As for a pressure-to-voltage equation, we don't really have one. The output isn't linear, so you need to test it with a series of known weights to calibrate it.

super-d
02-22-2008, 06:56 PM
Dave,

I appreciate the info. That helps. The one thing I don't understand about the op-amp is the bi-polar power supply. I was looking at this site http://www.imagesco.com/sensors/opamp.html
and their op-amp uses 5 volts only other than the 9v for the regulator. So now I am confused :confused: although when I was looking at op-amp circuits I did find some with a negative and positive voltage. The above op-amp was designed (I'm assuming) for the FSR and FlexiForce because they list a chart for the type of sensor and the resistive values required for each model. Quite a bit more than the Phidget voltage divider but I thought if I could get the amp and a voltage divider I could do a little comparison.

Thanks
David


Ok, here's the deal:
An op-amp is the ideal solution for interfacing with a Flexiforce sensor. With one simple circuit, you can shift and scale your output to give you a perfect 0-5V range. The problem is that this requires a bi-polar (negative and positive voltage) power supply of at least +-6.3V (because the op-amp can amplify the signal to within 1.3V of the supply voltage.

Dave
02-27-2008, 05:44 PM
Ok, I was just referring to the drive circuit that the manufacturer recommends, which uses a different op-amp chip (MC34071) and a different configuration than the Images board. The Images op-amp board doesn't actually amplify the signal, it just buffers it. It looks like the Images board incorporates a voltage divider with an op-amp to isolate the sensor circuit from the device that's reading it. I'm going to have to get one of those to play around with to see how much difference it makes.

auralius
04-24-2009, 06:45 AM
please note that recommended maximum current is only 2,5 mA...
so better use opamp since opamp has a very high input impedance...
meaning that it will give a no load condition to the sensor so the current flowing in the sensor will be very small...
so it is safe...
even tough it is only for buffer....

MikeG
04-24-2009, 11:10 PM
The circuit on http://www.imagesco.com/sensors/opamp.html is a voltage follower with unity gain.

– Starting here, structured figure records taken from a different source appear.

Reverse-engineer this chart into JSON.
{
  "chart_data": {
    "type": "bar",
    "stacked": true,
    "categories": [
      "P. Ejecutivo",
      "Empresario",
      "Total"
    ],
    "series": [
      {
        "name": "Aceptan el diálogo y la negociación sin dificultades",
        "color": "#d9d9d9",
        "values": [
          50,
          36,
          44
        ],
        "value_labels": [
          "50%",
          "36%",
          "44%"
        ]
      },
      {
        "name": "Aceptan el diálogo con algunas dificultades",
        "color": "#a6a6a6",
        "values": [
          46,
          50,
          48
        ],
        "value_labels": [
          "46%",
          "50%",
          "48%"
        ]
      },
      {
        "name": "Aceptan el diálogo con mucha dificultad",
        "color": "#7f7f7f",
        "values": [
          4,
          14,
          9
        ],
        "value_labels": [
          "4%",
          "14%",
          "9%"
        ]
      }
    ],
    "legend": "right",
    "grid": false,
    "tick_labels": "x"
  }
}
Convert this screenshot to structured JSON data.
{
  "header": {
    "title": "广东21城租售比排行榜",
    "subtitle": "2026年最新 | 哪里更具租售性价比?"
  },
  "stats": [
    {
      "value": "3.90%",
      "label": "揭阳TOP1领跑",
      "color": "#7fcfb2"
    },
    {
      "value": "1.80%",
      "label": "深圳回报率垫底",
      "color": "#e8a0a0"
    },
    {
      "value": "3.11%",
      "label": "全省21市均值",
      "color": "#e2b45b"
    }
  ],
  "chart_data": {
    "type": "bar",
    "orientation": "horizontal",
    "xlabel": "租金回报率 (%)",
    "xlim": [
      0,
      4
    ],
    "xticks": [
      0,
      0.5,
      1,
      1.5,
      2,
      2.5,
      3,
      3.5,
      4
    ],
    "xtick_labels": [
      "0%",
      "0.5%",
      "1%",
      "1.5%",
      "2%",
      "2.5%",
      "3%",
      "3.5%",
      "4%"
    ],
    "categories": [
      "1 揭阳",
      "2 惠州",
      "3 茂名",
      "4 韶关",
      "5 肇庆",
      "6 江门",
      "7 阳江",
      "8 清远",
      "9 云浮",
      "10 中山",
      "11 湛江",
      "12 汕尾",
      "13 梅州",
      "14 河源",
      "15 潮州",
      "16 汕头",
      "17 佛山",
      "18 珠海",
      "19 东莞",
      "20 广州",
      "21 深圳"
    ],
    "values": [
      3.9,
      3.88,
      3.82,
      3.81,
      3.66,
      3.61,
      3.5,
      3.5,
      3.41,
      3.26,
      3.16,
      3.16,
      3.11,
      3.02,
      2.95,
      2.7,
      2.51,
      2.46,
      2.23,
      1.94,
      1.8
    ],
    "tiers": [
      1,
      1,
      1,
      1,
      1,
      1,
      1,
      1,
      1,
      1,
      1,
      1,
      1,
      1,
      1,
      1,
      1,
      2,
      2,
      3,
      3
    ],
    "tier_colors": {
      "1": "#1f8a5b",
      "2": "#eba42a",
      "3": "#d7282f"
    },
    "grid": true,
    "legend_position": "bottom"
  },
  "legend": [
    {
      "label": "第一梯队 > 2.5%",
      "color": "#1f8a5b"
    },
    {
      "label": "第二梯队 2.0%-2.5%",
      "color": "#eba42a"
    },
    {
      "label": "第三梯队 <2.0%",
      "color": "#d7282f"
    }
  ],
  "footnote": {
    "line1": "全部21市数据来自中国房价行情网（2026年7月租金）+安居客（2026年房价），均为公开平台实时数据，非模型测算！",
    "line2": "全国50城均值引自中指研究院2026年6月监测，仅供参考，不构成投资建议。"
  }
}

The reason to use the operational amplifier in this configuration is to isolate the source and load as stated above.

The voltage divider connected to v+ divides the voltage between two variable resistors. One variable resistor is the sensor and the other is a pot which is connected through a fixed resistance (R1) to ground. The pot is used for tuning. The fixed resistor helps the POT because the FlexiForce has a relatively large resistance value. See Ohm's law.

Anyway, Op-Amps like it when (v+) + (v-) = 0 so as the voltage across the FlexiForce changes the output will follow due to the feedback loop on v-.

I couldn’t find the tekscan recommended driver so I can’t comment on that but there’s a bazillion ways to integrate a variable resistor sensor. Like using a simple RC circuit. Count the ticks it takes to charge or discharge the cap before/after the TTL or CMOS voltage threshold is reached. Probably not the best method as these devices have varied thresholds even among production siblings.